Mario James, Gleaner Writer

Recently, I put on new rubbers on my ... car. (Get out of the gutter) I'm talking tyres!

Even more recently, a serious crater appeared in the road just outside my house. We have drainage problems where we live (just outside Lawrence Tavern, St Andrew) and, after a good shower, the road got ringworm and developed an inverse rash overnight.

The obligatory morning farm truck trundled out at four in the a.m., followed by the early birds and folks hitting the road after kissing the 'matie' goodbye en route to 'wifey'. By the time I hit the road in my spanking new, shiny black rubber, the road's topography was unrecognisable.

Before I knew it, my new left front tyre was four inches under the road surface and heading for the north wall of the mother of all potholes. The resulting sound I felt in my John Brown hind parts. My face contorted in grief. (Is credit union pay fa di tyre dem.) I got out, but my fears seemed unfounded; tyre looked all right. But by the time I reached Burnt Shop (don't ask), I heard the dreaded flap, flap, flap.

Suspecting I had picked up a nail, I felt feverishly around the tyre, hoping to feel steel. No such luck. But I travel prepared - out came my Powerdome (electric air pump/battery back-up thingy). I applied it to the problem at hand (If you don't have one of these things, I highly recommend picking one up. It is a pump, 400-watt inverter, AM/FM radio, light and Jump Start box rolled into some wizard-like packaging. IT WORKS).

Deflated

Imagine my relief when the tyre started to retain air. Imagine my chagrin when a little baby head appeared on the BRAND NEW TYRE. See the devastation on my face when the baby head began to hiss. I was totally deflated at this point.

I had no spare. Sue me. Did I not say I had four BRAND NEW tyres? The donut I had in the spare wheel well has at least 1,500km on it, and is threadbare - and the rim was damaged beyond repair (I BOUGHT FOUR TYRES!) so it was pump, drive, pump, drive, to the nearest tyre stop. I got there - after the last pump stop, I rimmed the thing for the last 100m. Damage didn't look too bad. Rolled up the sleeves, jacked up the car and took off the wheel.

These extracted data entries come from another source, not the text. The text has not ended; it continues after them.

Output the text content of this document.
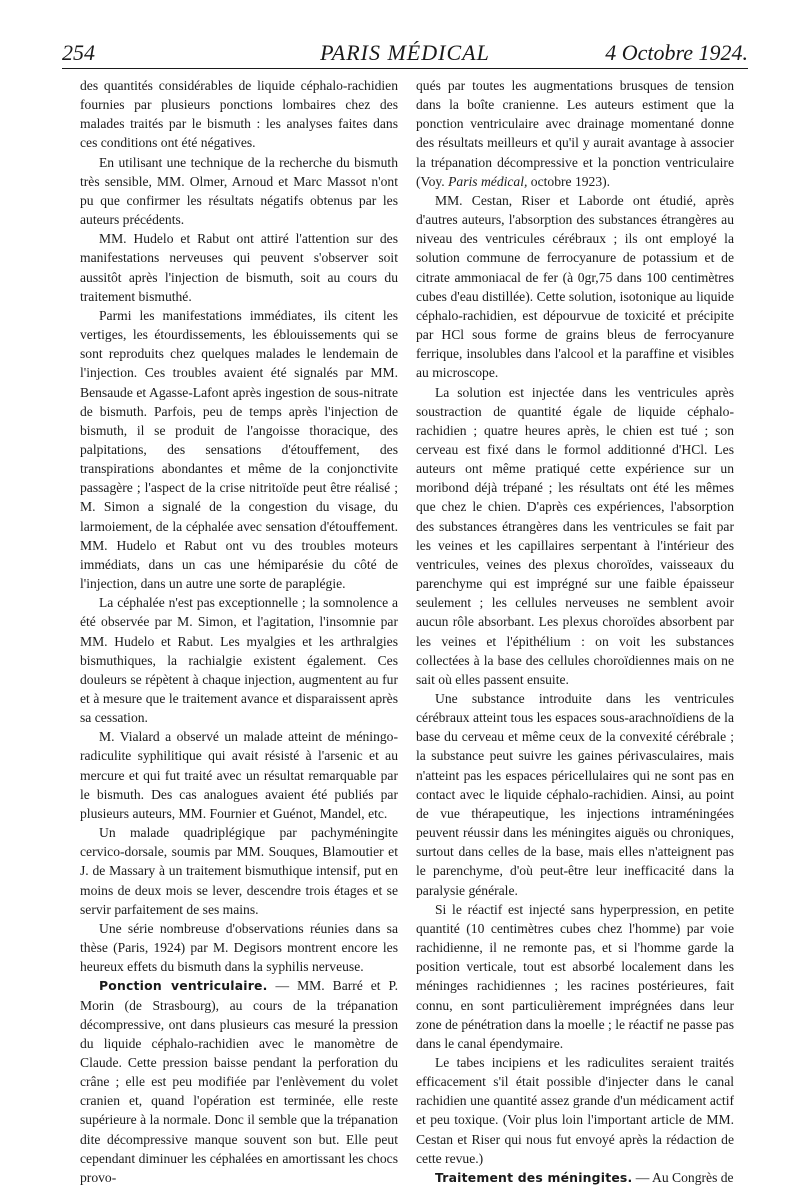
254	PARIS MÉDICAL	4 Octobre 1924.

des quantités considérables de liquide céphalo-rachidien fournies par plusieurs ponctions lombaires chez des malades traités par le bismuth : les analyses faites dans ces conditions ont été négatives.

En utilisant une technique de la recherche du bismuth très sensible, MM. Olmer, Arnoud et Marc Massot n'ont pu que confirmer les résultats négatifs obtenus par les auteurs précédents.

MM. Hudelo et Rabut ont attiré l'attention sur des manifestations nerveuses qui peuvent s'observer soit aussitôt après l'injection de bismuth, soit au cours du traitement bismuthé.

Parmi les manifestations immédiates, ils citent les vertiges, les étourdissements, les éblouissements qui se sont reproduits chez quelques malades le lendemain de l'injection. Ces troubles avaient été signalés par MM. Bensaude et Agasse-Lafont après ingestion de sous-nitrate de bismuth. Parfois, peu de temps après l'injection de bismuth, il se produit de l'angoisse thoracique, des palpitations, des sensations d'étouffement, des transpirations abondantes et même de la conjonctivite passagère ; l'aspect de la crise nitritoïde peut être réalisé ; M. Simon a signalé de la congestion du visage, du larmoiement, de la céphalée avec sensation d'étouffement. MM. Hudelo et Rabut ont vu des troubles moteurs immédiats, dans un cas une hémiparésie du côté de l'injection, dans un autre une sorte de paraplégie.

La céphalée n'est pas exceptionnelle ; la somnolence a été observée par M. Simon, et l'agitation, l'insomnie par MM. Hudelo et Rabut. Les myalgies et les arthralgies bismuthiques, la rachialgie existent également. Ces douleurs se répètent à chaque injection, augmentent au fur et à mesure que le traitement avance et disparaissent après sa cessation.

M. Vialard a observé un malade atteint de méningo-radiculite syphilitique qui avait résisté à l'arsenic et au mercure et qui fut traité avec un résultat remarquable par le bismuth. Des cas analogues avaient été publiés par plusieurs auteurs, MM. Fournier et Guénot, Mandel, etc.

Un malade quadriplégique par pachyméningite cervico-dorsale, soumis par MM. Souques, Blamoutier et J. de Massary à un traitement bismuthique intensif, put en moins de deux mois se lever, descendre trois étages et se servir parfaitement de ses mains.

Une série nombreuse d'observations réunies dans sa thèse (Paris, 1924) par M. Degisors montrent encore les heureux effets du bismuth dans la syphilis nerveuse.

Ponction ventriculaire. — MM. Barré et P. Morin (de Strasbourg), au cours de la trépanation décompressive, ont dans plusieurs cas mesuré la pression du liquide céphalo-rachidien avec le manomètre de Claude. Cette pression baisse pendant la perforation du crâne ; elle est peu modifiée par l'enlèvement du volet cranien et, quand l'opération est terminée, elle reste supérieure à la normale. Donc il semble que la trépanation dite décompressive manque souvent son but. Elle peut cependant diminuer les céphalées en amortissant les chocs provo-

qués par toutes les augmentations brusques de tension dans la boîte cranienne. Les auteurs estiment que la ponction ventriculaire avec drainage momentané donne des résultats meilleurs et qu'il y aurait avantage à associer la trépanation décompressive et la ponction ventriculaire (Voy. Paris médical, octobre 1923).

MM. Cestan, Riser et Laborde ont étudié, après d'autres auteurs, l'absorption des substances étrangères au niveau des ventricules cérébraux ; ils ont employé la solution commune de ferrocyanure de potassium et de citrate ammoniacal de fer (à 0gr,75 dans 100 centimètres cubes d'eau distillée). Cette solution, isotonique au liquide céphalo-rachidien, est dépourvue de toxicité et précipite par HCl sous forme de grains bleus de ferrocyanure ferrique, insolubles dans l'alcool et la paraffine et visibles au microscope.

La solution est injectée dans les ventricules après soustraction de quantité égale de liquide céphalo-rachidien ; quatre heures après, le chien est tué ; son cerveau est fixé dans le formol additionné d'HCl. Les auteurs ont même pratiqué cette expérience sur un moribond déjà trépané ; les résultats ont été les mêmes que chez le chien. D'après ces expériences, l'absorption des substances étrangères dans les ventricules se fait par les veines et les capillaires serpentant à l'intérieur des ventricules, veines des plexus choroïdes, vaisseaux du parenchyme qui est imprégné sur une faible épaisseur seulement ; les cellules nerveuses ne semblent avoir aucun rôle absorbant. Les plexus choroïdes absorbent par les veines et l'épithélium : on voit les substances collectées à la base des cellules choroïdiennes mais on ne sait où elles passent ensuite.

Une substance introduite dans les ventricules cérébraux atteint tous les espaces sous-arachnoïdiens de la base du cerveau et même ceux de la convexité cérébrale ; la substance peut suivre les gaines périvasculaires, mais n'atteint pas les espaces péricellulaires qui ne sont pas en contact avec le liquide céphalo-rachidien. Ainsi, au point de vue thérapeutique, les injections intraméningées peuvent réussir dans les méningites aiguës ou chroniques, surtout dans celles de la base, mais elles n'atteignent pas le parenchyme, d'où peut-être leur inefficacité dans la paralysie générale.

Si le réactif est injecté sans hyperpression, en petite quantité (10 centimètres cubes chez l'homme) par voie rachidienne, il ne remonte pas, et si l'homme garde la position verticale, tout est absorbé localement dans les méninges rachidiennes ; les racines postérieures, fait connu, en sont particulièrement imprégnées dans leur zone de pénétration dans la moelle ; le réactif ne passe pas dans le canal épendymaire.

Le tabes incipiens et les radiculites seraient traités efficacement s'il était possible d'injecter dans le canal rachidien une quantité assez grande d'un médicament actif et peu toxique. (Voir plus loin l'important article de MM. Cestan et Riser qui nous fut envoyé après la rédaction de cette revue.)

Traitement des méningites. — Au Congrès de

Proprietor said the offending round sinting "haffi vulcanise". I acquiesced and asked the price. "Three-fifty," he said. He did his thing with the deconstructed hot clothes iron fashioned into a vulcanising clamp.

One hour later, I was still there. Why? This fellow tried everything from gas to WD40 to get the tyre bead to seat so he could pump up the tyre. No-go. "Sit'n wrong wid dis yah tyre," he finally proclaimed. "I cyan" pump it. It no good."

So I resorted to buying a Nanny's worth of really crappy tyre from him so I could drive to my tyre A-team, the boys on Molynes Road. If they couldn't fix it, the tyre - so new the casting "hair" was still on it - was toast. Or so I thought.

The 'Bead Blastah'

I reached the ends and gave the rim to the head honcho. He applied air - and came to the same conclusion as the guy before. "Bead nah seat," he observed. "Prento!" he bellowed. "Bring on the Bead Blastah!"

On cue out came Prento holding this thing that looked like a really big Mr Peanut with a longish flattened tube stuck to the middle of it. It had a quik-lok coupler, so Prento went for the air hose and charged it up. It sounded like some one with lungs the size of Africa blowing up one hell of an inner tube. I was sure we were all gonna die because that sinister sound was reaching the point where I felt the canister was going to explode, turn into a lot of hollow-point bullets and reduce everyone in the blast area into so much pork when Prento felt the canister had had enough and turned off the valve. He then positioned the spout of this thing between the rim and the tyre bead, put the air hose over the tyre valve and turned the Mr Peanut valve in the opposite direction.

We in the blast area experienced total hearing loss for a few seconds and started talking like old men. Really, really loudly.

"It work?" shouted head honcho.

"It doan seat, Bossy," screamed Prento.

"Big man," he said - I don't hear him, I just read his lips - "you goh haffi buy a inna tube."

This car thing, at times, can be very frustrating.